A spokeswoman for Highways England called safety the company’s “top priority”, adding: “We set stringent standards for pothole repairs on our roads, and also regularly inspect our roads to help reduce the potential for potholes to form.”

Councils pay out £43 million in pothole compensation

Local councils paid out £43.3 million in compensation over five years for pothole-related injuries and damage, fresh data has revealed.

A series of Freedom of Information requests sent to local highways agencies found 30,893 drivers and 670 cyclists submitted successful claims in the last five years, with authorities paying out an average of £277,707 in compensation over that period.
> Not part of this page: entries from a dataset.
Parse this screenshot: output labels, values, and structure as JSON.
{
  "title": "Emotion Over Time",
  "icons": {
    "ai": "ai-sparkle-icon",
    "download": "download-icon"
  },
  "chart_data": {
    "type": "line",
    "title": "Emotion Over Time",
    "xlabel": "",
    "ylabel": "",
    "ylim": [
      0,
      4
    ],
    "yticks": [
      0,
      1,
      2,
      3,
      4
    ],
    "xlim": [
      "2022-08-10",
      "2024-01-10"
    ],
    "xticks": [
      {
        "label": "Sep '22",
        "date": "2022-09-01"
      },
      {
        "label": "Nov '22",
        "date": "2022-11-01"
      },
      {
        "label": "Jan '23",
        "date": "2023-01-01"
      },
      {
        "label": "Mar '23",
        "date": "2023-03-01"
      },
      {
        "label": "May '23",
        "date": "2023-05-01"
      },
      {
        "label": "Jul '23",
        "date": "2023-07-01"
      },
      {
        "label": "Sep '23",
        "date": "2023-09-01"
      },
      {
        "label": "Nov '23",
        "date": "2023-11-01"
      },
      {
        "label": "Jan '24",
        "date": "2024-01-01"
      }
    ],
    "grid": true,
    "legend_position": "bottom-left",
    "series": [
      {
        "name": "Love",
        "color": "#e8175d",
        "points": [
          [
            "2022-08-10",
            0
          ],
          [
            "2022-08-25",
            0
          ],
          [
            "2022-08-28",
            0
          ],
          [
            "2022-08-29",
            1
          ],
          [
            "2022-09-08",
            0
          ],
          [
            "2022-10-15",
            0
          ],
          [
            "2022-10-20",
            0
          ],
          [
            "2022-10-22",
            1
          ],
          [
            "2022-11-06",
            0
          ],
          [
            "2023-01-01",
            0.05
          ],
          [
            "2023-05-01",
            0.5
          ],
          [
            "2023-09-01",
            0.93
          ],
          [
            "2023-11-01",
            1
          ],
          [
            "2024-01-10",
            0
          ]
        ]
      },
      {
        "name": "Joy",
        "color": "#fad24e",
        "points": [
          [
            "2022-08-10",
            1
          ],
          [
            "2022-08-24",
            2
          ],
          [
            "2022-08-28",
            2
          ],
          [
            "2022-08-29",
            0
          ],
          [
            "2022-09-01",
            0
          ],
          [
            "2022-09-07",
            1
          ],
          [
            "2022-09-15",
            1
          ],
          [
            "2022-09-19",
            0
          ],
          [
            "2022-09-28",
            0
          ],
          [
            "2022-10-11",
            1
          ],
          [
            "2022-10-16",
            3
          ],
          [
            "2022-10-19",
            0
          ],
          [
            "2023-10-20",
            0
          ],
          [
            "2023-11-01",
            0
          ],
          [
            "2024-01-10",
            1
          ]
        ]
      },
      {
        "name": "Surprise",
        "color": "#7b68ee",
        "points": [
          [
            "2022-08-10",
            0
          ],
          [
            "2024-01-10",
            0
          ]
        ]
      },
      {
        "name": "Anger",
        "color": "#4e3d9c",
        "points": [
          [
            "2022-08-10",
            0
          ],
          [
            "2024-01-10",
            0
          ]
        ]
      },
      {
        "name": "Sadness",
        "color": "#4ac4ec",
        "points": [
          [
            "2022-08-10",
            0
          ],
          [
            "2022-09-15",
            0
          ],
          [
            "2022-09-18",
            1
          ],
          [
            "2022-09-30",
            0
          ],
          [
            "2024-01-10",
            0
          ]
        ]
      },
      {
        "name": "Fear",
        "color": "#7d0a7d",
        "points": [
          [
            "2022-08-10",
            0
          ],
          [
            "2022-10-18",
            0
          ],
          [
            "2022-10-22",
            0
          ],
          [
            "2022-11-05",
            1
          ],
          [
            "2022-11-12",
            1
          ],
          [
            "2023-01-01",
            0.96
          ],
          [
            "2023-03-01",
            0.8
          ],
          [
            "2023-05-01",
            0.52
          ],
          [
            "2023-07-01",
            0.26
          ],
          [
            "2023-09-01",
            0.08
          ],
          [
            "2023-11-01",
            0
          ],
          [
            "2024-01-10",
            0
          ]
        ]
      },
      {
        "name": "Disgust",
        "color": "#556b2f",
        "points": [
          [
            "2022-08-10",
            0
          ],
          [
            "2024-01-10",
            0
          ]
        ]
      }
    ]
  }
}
Almost £10 million was spent on legal fees by councils.

The average amount paid to drivers was £841, with cyclists receiving an average of £10,963. The charity Cycling UK, which carried out the research, said higher payouts for cyclists indicated cycling claims were more likely to include a personal injury element.

A total of 156 local highways agencies responded to requests for information, but the total payouts made by councils is likely to be much higher than £43.3 million – not least because agencies in Northern Ireland, Scotland and Wales did not respond to Cycling UK’s requests.

The charity also cited a survey that found just 36 per cent of cyclists injured by potholes reported the incident, with most saying complaining to councils about potholes was too difficult.

• How to claim pothole damage for you car

Sam Jones, Cycling UK’s senior campaigns officer said: “It’s clear more people are being killed and seriously injured while out cycling each year due to years of persistent under investment in our rotting local road networks. The Government should concentrate on fixing the roads we have first before building new ones. Councils need provide enough funding to adopt long-term plans for roads maintenance, rather than pursuing a policy of patching up streets only as they become dangerous.”

Government sets £100 million aside for winter pothole damage

The Department for Transport is to pump a further £100 million into the Pothole Action Fund to fix roads damaged by the recent cold snap. 

The money will mean almost two million potholes will be fixed, and follows recent warnings local roads are facing of a “tidal wave of deterioration” that could see one in eight close within a year if vital repairs aren’t carried out. The report, from the Asphalt Industry Alliance, found councils are facing a £556 million annual funding shortfall for local roads.

While councils will likely welcome the extra money, some have questioned if it is a significant enough amount. Howard Cox, founder of FairFuelUK said: “This amount of money is a raindrop in the ocean and will not cut it with drivers dodging the deepening grand canyons on our roads.”

Of the £100 million announced today, £2.5 million has already been allocated to Devon county council to fix the A379, which was badly damaged by Storm Emma back in March.

The extra cash sits on top of £75 million fed into local roads funding the year, becoming part of the £250 million Pothole Action Fund announced in 2016.

Commenting on the £100 million funding boost for potholes, Transport Secretary Chris Grayling said: “We have seen an unusually prolonged spell of freezing weather which has caused damage to our local roads. We are giving councils even more funding to help repair their roads so all road users can enjoy their journeys without having to dodge potholes.”